The only problem with setting up a good berley trail is that big stingrays will no doubt pay you a visit and result in a long tug of war. It’s best to carefully drag them ashore where they can be flipped on their back and hooks removed. They should then be flipped back upright and allowed to swim fee. Usually they don’t hang around, and you can wait for more desirable species to turn up. Be extremely careful of their powerful tails armed with long spines coated in venom, and never get complacent around a sting ray, as they can deliver a deep wound and intense pain if you suffer a sting.
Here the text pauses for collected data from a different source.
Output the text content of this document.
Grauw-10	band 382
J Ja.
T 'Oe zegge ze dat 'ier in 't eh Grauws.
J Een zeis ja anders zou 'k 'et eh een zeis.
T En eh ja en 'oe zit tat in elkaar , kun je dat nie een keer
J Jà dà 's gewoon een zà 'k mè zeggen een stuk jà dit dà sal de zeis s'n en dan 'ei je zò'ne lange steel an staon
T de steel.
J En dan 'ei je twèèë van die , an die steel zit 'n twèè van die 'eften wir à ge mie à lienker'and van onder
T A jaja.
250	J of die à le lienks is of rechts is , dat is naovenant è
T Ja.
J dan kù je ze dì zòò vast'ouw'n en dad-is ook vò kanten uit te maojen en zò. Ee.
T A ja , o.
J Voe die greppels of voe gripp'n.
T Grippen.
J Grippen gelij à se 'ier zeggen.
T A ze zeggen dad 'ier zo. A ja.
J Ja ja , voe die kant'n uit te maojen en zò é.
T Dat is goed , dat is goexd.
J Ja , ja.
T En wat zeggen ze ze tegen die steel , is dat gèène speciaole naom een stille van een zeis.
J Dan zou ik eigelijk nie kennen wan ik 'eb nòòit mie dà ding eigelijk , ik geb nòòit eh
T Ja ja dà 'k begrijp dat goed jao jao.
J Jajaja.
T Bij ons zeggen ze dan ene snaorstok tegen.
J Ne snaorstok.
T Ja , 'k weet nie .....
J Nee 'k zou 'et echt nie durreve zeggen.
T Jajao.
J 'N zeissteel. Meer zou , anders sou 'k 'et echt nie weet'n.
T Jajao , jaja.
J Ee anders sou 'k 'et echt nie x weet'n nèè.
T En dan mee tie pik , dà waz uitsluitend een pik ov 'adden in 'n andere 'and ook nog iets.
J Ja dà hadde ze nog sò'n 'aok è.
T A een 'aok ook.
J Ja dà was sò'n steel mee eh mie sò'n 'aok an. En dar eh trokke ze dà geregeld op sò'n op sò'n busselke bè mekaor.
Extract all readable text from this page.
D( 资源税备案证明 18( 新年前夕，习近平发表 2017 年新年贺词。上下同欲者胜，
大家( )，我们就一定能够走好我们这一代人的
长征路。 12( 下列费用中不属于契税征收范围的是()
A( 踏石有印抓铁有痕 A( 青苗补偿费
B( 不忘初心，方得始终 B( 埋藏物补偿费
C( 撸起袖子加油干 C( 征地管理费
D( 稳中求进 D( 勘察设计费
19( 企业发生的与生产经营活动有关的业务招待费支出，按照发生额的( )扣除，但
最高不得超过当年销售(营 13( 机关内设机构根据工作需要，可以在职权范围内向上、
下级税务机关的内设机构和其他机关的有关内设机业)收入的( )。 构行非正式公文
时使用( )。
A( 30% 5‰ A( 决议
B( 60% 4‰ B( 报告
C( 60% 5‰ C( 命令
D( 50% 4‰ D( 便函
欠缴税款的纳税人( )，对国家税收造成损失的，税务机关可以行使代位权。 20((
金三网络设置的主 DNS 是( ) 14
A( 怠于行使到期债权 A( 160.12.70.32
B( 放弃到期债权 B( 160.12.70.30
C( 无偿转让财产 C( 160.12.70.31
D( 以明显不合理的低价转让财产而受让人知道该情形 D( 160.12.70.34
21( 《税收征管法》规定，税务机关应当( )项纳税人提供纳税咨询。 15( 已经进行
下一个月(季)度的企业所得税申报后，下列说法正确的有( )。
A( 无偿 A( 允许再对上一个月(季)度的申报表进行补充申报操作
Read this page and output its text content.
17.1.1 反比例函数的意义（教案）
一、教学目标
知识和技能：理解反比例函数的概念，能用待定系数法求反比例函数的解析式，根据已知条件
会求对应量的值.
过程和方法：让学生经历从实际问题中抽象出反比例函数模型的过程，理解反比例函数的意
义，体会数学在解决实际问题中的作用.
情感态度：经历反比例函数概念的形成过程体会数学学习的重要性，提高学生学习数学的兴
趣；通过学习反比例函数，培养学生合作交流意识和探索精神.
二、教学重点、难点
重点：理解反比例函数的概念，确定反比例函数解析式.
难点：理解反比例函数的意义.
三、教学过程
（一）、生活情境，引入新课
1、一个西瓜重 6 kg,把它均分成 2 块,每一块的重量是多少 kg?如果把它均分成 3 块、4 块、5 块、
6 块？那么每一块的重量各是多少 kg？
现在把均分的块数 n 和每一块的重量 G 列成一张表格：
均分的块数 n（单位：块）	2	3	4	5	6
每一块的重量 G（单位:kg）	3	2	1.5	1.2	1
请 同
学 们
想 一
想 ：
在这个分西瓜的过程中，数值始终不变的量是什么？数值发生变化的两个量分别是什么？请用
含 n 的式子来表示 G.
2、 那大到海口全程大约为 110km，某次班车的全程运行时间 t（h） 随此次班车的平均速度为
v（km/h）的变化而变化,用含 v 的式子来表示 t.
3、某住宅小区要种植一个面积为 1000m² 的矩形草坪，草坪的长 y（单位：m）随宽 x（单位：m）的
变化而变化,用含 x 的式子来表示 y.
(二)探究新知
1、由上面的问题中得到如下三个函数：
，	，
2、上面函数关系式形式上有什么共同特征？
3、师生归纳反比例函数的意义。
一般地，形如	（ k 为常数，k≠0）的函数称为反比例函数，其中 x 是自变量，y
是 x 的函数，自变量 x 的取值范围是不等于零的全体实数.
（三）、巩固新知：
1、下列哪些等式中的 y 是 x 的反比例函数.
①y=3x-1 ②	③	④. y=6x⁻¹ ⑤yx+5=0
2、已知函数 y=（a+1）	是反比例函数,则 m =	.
Safety again springs to mind when handling any sharks armed with teeth, so remember that these are dangerous creatures.

A few little tips

The species mentioned are all a chance when you spend a couple of days and nights fishing a good gutter on a beach and there are a few other things you will definitely want to remember when doing so.

PVC sand spikes and lots of them will keep your reels out of the sand and allow you to set out baits and sit back and relax. On that note, don’t forget to pack the camping chairs, as an upturned bucket soon becomes a very uncomfortable seat.

Warm clothes are a must, as even though the days might be balmy and pleasant, at night – or if a southerly wind picks up – you will need layers of clothes to keep warm. Throw in a beanie to keep your head happy as well.

Good lights around camp and a head lamp for night fishing is also a must, and make sure you have fresh batteries fitted in them.

A decent-sized esky with enough ice to keep your catch fresh is a good idea, and a decent car fridge will keep drinks and food cold and fresh for your stay. Don’t forget to take enough bait if you are there for a few days, and this can be supplemented with smaller species like herring and whiting that you catch.

Plenty of spare rigs, hooks, sinkers and leader material should be on hand to cover both light and heavy options. Pack wire trace and stronger hooks if you are chasing sharks, and a gaff is always handy if something big is eventually brought close enough in to land in the surf.

Finally be courteous to other beach users, and don’t just rock up and set up camp right on top of others who arrived there first, even if the gutter they are fishing looks amazing. It is first in best dressed, so keep a reasonable distance between you and others. This is not such a stupid idea, as setting up a berley trail in your own gutter away from others will mean that any decent fish moving in to feed will be finding your baits first.                   Remember to stick to size and bag limits, clean up your mess and stay safe, and you will enjoy the beach fishing the South Coast has to offer.